Travis Lee waited out on the patio, a new pair of custom-made alligator boots propped on a small table. The boots and their matching belt gleamed in the late afternoon sunlight. At this angle, his golden buckle looked more like a golden frog than a snake. He lifted his can of Tecate in my direction as I came out the back door. “Thanks for coming out,” he said, a grin large on his face as he waved at his Chicano butler standing by the back door to bring us a beer. “You ain’t been exactly religious about returning my phone calls lately.”
“I’ve been busier than a whore at a meat cutter’s convention,” I said. “What’s up?”
“You know, son, I’m just an old country boy,” he said as he started his routine.
“Spare me the preface,” I
said, grinning as I held up my hands in surrender. “I told you, Travis Lee, I just don’t have the time to worry about investments now.”
“Spare me,” he said. “At some point, you’re gonna have to piss on the fire and call the dogs.”
“Trav, I’ve been long on busy, and you’ve been short of details,” I said. “You think we could talk about this later? Then maybe my voice mail won’t be quite so full of bullshit.”
“Yeah,” he said, his face large with concern. “Sorry to hear about you and Betty. Women come and women go, but business lasts. How much money you got in that offshore bank?”
“Enough. Why?”
“If you’ve got a million to lend me for thirty days,” he said, ruffling his wild white hair as he stood up, “I can move it just across the street and turn it into three million clean and clear in a New York bank. We can split the profit down the middle.” When I didn’t answer, he added, “I’d even be more than willing to put up my share of the Lodge as collateral.”

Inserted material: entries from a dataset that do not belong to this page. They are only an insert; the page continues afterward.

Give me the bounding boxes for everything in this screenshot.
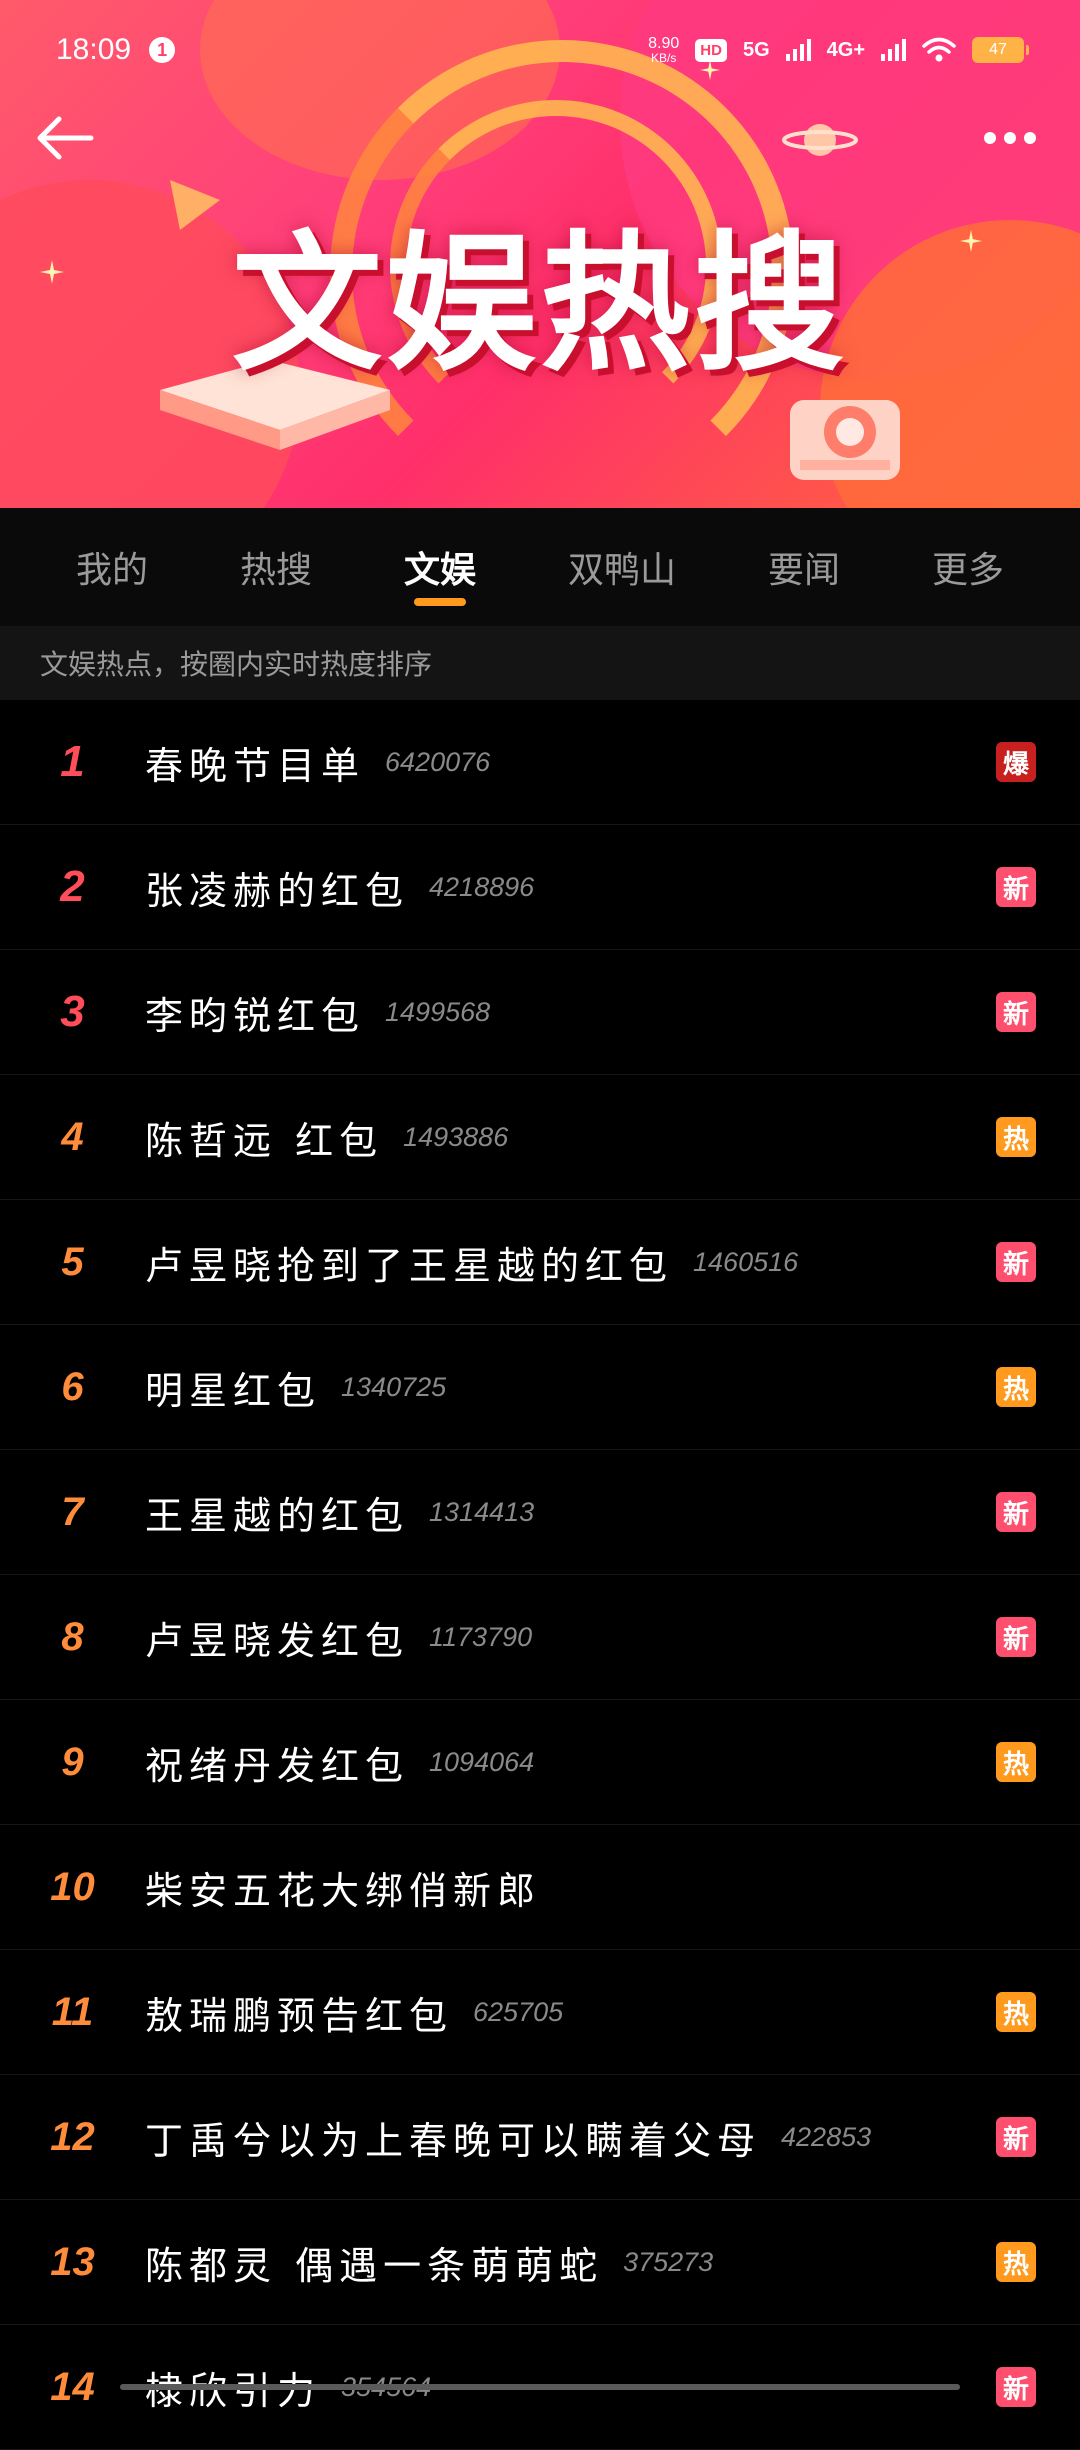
list-item[interactable]: 13 陈都灵 偶遇一条萌萌蛇 375273 热 xyxy=(0,2200,1080,2325)
tab-bar: 我的 热搜 文娱 双鸭山 要闻 更多 xyxy=(0,508,1080,626)
item-title: 张凌赫的红包 xyxy=(145,868,410,913)
item-title: 春晚节目单 xyxy=(145,743,366,788)
tab-entertainment[interactable]: 文娱 xyxy=(394,508,486,626)
badge-hot: 热 xyxy=(996,1117,1036,1157)
hd-icon: HD xyxy=(695,38,727,62)
list-item[interactable]: 1 春晚节目单 6420076 爆 xyxy=(0,700,1080,825)
home-indicator[interactable] xyxy=(120,2384,960,2390)
battery-icon: 47 xyxy=(972,37,1029,63)
badge-new: 新 xyxy=(996,992,1036,1032)
dot-icon xyxy=(1024,132,1036,144)
item-title: 卢昱晓发红包 xyxy=(145,1618,410,1663)
rank-number: 9 xyxy=(61,1739,84,1784)
item-title: 王星越的红包 xyxy=(145,1493,410,1538)
rank-number: 4 xyxy=(61,1114,84,1159)
list-item[interactable]: 2 张凌赫的红包 4218896 新 xyxy=(0,825,1080,950)
item-title: 陈都灵 偶遇一条萌萌蛇 xyxy=(145,2243,604,2288)
back-button[interactable] xyxy=(30,108,100,168)
badge-new: 新 xyxy=(996,2117,1036,2157)
list-item[interactable]: 8 卢昱晓发红包 1173790 新 xyxy=(0,1575,1080,1700)
dot-icon xyxy=(1004,132,1016,144)
badge-hot: 热 xyxy=(996,1367,1036,1407)
rank-number: 12 xyxy=(50,2114,95,2159)
signal-5g-label: 5G xyxy=(742,38,770,61)
item-title: 柴安五花大绑俏新郎 xyxy=(145,1868,542,1913)
net-speed: 8.90 KB/s xyxy=(648,35,680,65)
heat-count: 422853 xyxy=(781,2121,872,2152)
heat-count: 1499568 xyxy=(385,996,491,1027)
list-item[interactable]: 5 卢昱晓抢到了王星越的红包 1460516 新 xyxy=(0,1200,1080,1325)
list-item[interactable]: 12 丁禹兮以为上春晚可以瞒着父母 422853 新 xyxy=(0,2075,1080,2200)
dot-icon xyxy=(984,132,996,144)
list-item[interactable]: 7 王星越的红包 1314413 新 xyxy=(0,1450,1080,1575)
heat-count: 1094064 xyxy=(429,1746,535,1777)
notification-badge: 1 xyxy=(149,37,176,63)
rank-number: 1 xyxy=(60,737,85,786)
tab-more[interactable]: 更多 xyxy=(922,508,1014,626)
list-item[interactable]: 6 明星红包 1340725 热 xyxy=(0,1325,1080,1450)
status-bar: 18:09 1 8.90 KB/s HD 5G 4G+ 47 xyxy=(0,0,1080,100)
heat-count: 1314413 xyxy=(429,1496,535,1527)
rank-number: 13 xyxy=(50,2239,95,2284)
list-item[interactable]: 11 敖瑞鹏预告红包 625705 热 xyxy=(0,1950,1080,2075)
tab-hot-search[interactable]: 热搜 xyxy=(230,508,322,626)
banner-title: 文娱热搜 xyxy=(231,218,848,392)
badge-hot: 热 xyxy=(996,1992,1036,2032)
heat-count: 625705 xyxy=(473,1996,564,2027)
hot-search-list: 1 春晚节目单 6420076 爆 2 张凌赫的红包 4218896 新 3 李… xyxy=(0,700,1080,2450)
badge-new: 新 xyxy=(996,1492,1036,1532)
item-title: 明星红包 xyxy=(145,1368,322,1413)
status-time: 18:09 xyxy=(56,33,132,66)
heat-count: 375273 xyxy=(623,2246,714,2277)
rank-number: 2 xyxy=(60,862,85,911)
planet-icon xyxy=(782,124,858,156)
signal-4g-label: 4G+ xyxy=(826,38,865,61)
list-item[interactable]: 3 李昀锐红包 1499568 新 xyxy=(0,950,1080,1075)
list-item[interactable]: 4 陈哲远 红包 1493886 热 xyxy=(0,1075,1080,1200)
badge-new: 新 xyxy=(996,2367,1036,2407)
badge-new: 新 xyxy=(996,1617,1036,1657)
badge-explosive: 爆 xyxy=(996,742,1036,782)
list-item[interactable]: 10 柴安五花大绑俏新郎 xyxy=(0,1825,1080,1950)
list-description: 文娱热点，按圈内实时热度排序 xyxy=(0,626,1080,700)
item-title: 丁禹兮以为上春晚可以瞒着父母 xyxy=(145,2118,762,2163)
hero-banner: 18:09 1 8.90 KB/s HD 5G 4G+ 47 文娱热搜 xyxy=(0,0,1080,508)
rank-number: 8 xyxy=(61,1614,84,1659)
rank-number: 11 xyxy=(51,1989,94,2034)
rank-number: 6 xyxy=(61,1364,84,1409)
heat-count: 6420076 xyxy=(385,746,491,777)
heat-count: 1493886 xyxy=(403,1121,509,1152)
heat-count: 4218896 xyxy=(429,871,535,902)
tab-mine[interactable]: 我的 xyxy=(66,508,158,626)
rank-number: 5 xyxy=(61,1239,84,1284)
item-title: 李昀锐红包 xyxy=(145,993,366,1038)
signal-bars-icon xyxy=(881,39,906,61)
wifi-icon xyxy=(922,37,956,62)
item-title: 祝绪丹发红包 xyxy=(145,1743,410,1788)
list-item[interactable]: 9 祝绪丹发红包 1094064 热 xyxy=(0,1700,1080,1825)
heat-count: 1173790 xyxy=(429,1621,533,1652)
badge-new: 新 xyxy=(996,1242,1036,1282)
item-title: 敖瑞鹏预告红包 xyxy=(145,1993,454,2038)
rank-number: 10 xyxy=(50,1864,95,1909)
signal-bars-icon xyxy=(785,39,811,61)
item-title: 卢昱晓抢到了王星越的红包 xyxy=(145,1243,674,1288)
back-arrow-icon xyxy=(37,116,94,160)
item-title: 陈哲远 红包 xyxy=(145,1118,384,1163)
rank-number: 3 xyxy=(60,987,85,1036)
badge-hot: 热 xyxy=(996,1742,1036,1782)
badge-new: 新 xyxy=(996,867,1036,907)
tab-news[interactable]: 要闻 xyxy=(758,508,850,626)
heat-count: 1460516 xyxy=(693,1246,799,1277)
rank-number: 7 xyxy=(61,1489,84,1534)
heat-count: 1340725 xyxy=(341,1371,447,1402)
tab-shuangyashan[interactable]: 双鸭山 xyxy=(558,508,686,626)
more-options-button[interactable] xyxy=(970,108,1050,168)
badge-hot: 热 xyxy=(996,2242,1036,2282)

“Hell, man, if it goes bad, I don’t want to end up with a fucking motel,” I said, laughing. “I don’t even want the bar, if you get right down to it.”
“Hell, boy,” he said, laughing and slapping my shoulder, “I thought you loved that place.”
“I do,” I admitted. “But it’s always full of the wrong people.” And in the wrong part of the world, I thought but didn’t say. “Besides, the kind of profit you’re talking about can only come from insider trading or drug deals, and I don’t need that kind of heat.”
“Don’t be silly,” Travis Lee said, still grinning. “I wouldn’t do anything like that. Straight property deal, and we’re covered all the way down the line anyway.” He could tell I didn’t like the sound of that. “And speaking of heat, there’s another damn good reason to consider this deal,” he said. “You might be needing a dose of clean cash. Like^ I started to say, I’m just a country boy, but I’m aware that you and that kid have been washing cash through the bar.” ‘
“I’m just a country boy myself,” I said, “and even if I was running a laundry, it’d just be chump change, and I’d be covered like your Granny’s ass.”